Location
- Country: Canada
- Province: British Columbia
- District: Kootenay Land District

Physical characteristics
- Source: Templeton Lake
- • location: Southeast of Golden
- • coordinates: 50°47′21″N 116°34′19″W﻿ / ﻿50.78917°N 116.57194°W
- • elevation: 6,407 ft (1,953 m)
- Mouth: Columbia River (via Columbia Wetlands)
- • location: Upstream from the mouth of the Spillimacheen River

= Templeton River =

The Templeton River is a 21 km long river in British Columbia. It is a tributary of the Columbia River, entering the Columbia via the Columbia Wetlands, upstream from the mouth of the Spillimacheen River.

== Course ==

The Templeton River begins at the outlet of remote Templeton Lake.
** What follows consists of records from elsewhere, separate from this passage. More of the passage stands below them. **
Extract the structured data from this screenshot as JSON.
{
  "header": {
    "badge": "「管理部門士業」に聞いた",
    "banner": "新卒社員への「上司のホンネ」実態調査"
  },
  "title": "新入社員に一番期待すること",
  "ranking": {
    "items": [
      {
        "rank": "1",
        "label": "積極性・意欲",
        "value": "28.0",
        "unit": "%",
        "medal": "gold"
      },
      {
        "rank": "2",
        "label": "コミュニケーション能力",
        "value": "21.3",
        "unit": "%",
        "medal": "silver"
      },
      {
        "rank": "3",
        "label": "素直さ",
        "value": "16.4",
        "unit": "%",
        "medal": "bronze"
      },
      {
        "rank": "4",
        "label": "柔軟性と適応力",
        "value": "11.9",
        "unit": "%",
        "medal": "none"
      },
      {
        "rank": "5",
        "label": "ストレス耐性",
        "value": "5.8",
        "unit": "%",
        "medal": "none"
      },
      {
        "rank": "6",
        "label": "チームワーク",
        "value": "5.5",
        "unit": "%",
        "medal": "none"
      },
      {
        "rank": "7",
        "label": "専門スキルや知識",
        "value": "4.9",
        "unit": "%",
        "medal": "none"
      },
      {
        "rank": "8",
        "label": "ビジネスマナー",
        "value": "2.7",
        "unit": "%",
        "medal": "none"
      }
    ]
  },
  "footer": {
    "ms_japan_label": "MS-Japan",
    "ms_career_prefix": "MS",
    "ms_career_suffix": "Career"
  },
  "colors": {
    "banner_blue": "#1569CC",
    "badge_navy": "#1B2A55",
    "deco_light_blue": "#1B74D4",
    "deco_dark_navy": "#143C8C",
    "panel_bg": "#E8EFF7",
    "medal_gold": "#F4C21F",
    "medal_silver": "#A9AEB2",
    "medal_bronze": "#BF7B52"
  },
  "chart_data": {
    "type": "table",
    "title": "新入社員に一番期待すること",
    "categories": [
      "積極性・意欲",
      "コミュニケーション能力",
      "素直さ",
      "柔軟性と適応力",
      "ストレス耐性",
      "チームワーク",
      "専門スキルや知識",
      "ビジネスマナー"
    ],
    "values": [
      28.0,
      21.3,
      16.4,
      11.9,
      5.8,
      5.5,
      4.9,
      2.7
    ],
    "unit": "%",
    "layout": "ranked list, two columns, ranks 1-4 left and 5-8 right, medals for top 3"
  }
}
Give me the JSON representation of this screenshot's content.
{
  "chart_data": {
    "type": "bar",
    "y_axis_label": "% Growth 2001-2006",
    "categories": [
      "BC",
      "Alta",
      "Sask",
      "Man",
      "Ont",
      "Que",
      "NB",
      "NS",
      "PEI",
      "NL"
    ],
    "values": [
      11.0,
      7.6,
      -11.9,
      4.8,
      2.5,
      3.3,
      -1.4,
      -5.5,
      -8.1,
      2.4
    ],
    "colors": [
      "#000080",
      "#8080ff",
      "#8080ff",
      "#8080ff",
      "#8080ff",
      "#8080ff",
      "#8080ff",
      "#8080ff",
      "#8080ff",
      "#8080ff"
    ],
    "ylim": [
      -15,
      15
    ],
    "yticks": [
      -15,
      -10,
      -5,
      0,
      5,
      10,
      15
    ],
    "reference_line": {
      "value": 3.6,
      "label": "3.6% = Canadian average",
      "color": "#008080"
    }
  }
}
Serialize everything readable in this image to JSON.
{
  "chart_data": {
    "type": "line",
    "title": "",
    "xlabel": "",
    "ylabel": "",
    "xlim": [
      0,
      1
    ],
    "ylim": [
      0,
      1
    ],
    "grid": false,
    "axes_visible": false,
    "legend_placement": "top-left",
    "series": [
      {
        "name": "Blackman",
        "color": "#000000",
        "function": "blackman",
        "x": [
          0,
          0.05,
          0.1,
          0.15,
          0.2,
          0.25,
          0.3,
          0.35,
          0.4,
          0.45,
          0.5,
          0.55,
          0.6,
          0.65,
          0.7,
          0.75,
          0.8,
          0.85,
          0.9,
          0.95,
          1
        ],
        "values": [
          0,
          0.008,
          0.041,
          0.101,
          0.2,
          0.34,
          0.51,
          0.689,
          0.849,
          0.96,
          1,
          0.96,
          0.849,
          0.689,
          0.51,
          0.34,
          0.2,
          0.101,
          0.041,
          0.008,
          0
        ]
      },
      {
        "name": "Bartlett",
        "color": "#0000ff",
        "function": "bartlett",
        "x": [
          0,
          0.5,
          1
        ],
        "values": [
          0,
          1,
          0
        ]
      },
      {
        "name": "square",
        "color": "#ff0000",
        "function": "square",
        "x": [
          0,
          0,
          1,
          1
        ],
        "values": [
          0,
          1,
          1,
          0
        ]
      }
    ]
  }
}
There are a good-sized set of cascades and waterfalls just below the lake outlet. The river flows in a northeastern direction for about 11.7 km before entering small Lang Lake, which was, prior to May 12, 1965, known as Longs Lake. After exiting Lang Lake, the river moves northeast again, this time for only 1.7 km before changing its direction to southeast and flowing that way for about 7.6 km before picking up its only officially named tributary, Dunbar Creek, after which it empties into the Columbia River.